空気がひんやりする。外はもう真っ暗だった。

携帯を開くと液晶が十九時を表示している。もうこんな時間か。


恵那はそろそろここの片付けに入ろうとしていた。足元が暗く、おぼつかない。部屋の電気をつけると更衣室に居ることがバレてしまうので、点けられないのが難儀だった。明日は懐中電灯でも持ってこよう。


恵那は振り返って今日の成果を見た。まだ二割程も着色出来ていない。少し丁寧にやり過ぎたかな。こんなんじゃ卒業までに間に合いそうもないや。

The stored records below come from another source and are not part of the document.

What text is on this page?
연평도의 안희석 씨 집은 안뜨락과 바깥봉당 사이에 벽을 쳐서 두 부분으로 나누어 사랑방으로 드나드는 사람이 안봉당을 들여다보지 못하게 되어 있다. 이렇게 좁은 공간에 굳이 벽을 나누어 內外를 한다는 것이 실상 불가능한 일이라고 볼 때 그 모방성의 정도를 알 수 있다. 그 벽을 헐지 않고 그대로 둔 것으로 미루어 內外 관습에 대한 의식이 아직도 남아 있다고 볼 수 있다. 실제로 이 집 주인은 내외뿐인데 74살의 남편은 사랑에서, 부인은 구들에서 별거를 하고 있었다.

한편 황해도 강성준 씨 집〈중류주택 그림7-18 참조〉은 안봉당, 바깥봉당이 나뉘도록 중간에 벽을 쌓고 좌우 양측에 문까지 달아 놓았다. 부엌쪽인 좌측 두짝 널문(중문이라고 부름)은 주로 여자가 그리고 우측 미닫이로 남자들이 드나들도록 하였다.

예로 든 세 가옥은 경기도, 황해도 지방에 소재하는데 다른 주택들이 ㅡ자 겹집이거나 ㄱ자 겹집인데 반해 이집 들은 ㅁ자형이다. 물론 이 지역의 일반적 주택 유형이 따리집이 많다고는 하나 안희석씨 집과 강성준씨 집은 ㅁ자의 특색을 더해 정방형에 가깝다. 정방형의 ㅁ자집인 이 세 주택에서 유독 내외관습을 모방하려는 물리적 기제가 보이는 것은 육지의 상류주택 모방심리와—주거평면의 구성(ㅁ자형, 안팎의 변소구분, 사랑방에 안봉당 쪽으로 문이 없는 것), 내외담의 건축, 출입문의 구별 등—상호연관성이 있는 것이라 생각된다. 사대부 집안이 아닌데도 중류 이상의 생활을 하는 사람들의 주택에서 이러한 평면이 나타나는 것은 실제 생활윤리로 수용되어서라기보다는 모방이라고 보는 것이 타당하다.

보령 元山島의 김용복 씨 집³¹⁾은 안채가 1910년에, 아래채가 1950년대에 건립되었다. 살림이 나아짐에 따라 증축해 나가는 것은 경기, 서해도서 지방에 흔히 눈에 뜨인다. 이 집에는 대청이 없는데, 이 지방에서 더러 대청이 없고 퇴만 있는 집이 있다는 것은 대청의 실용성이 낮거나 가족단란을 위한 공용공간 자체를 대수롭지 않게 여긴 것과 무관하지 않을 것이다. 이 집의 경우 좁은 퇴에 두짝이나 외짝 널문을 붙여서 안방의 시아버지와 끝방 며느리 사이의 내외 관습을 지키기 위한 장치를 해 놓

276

恵那は絵の具をしまいながら、ふとパレットに出ていた赤色を見た。部屋が薄暗いせいか一見血のように見え、それはおぞましかった。恵那は何となくそれを筆にとって、自分の左手首に走らせた。冷たい。ひんやりしている。ここを切ると自分もこういう色が出てくるのか。不思議だ。

例え自分が消えたとしても、世界はどうでもいいんだろうな。身近な人が悲しむだけであって、その他大勢はなんら自分との関わりはない。もう、どうでもいいや。親とか進路とかもうどうでもいい。やりたい事をしたいだけ。今は、このキャンパスを完成させたいだけ。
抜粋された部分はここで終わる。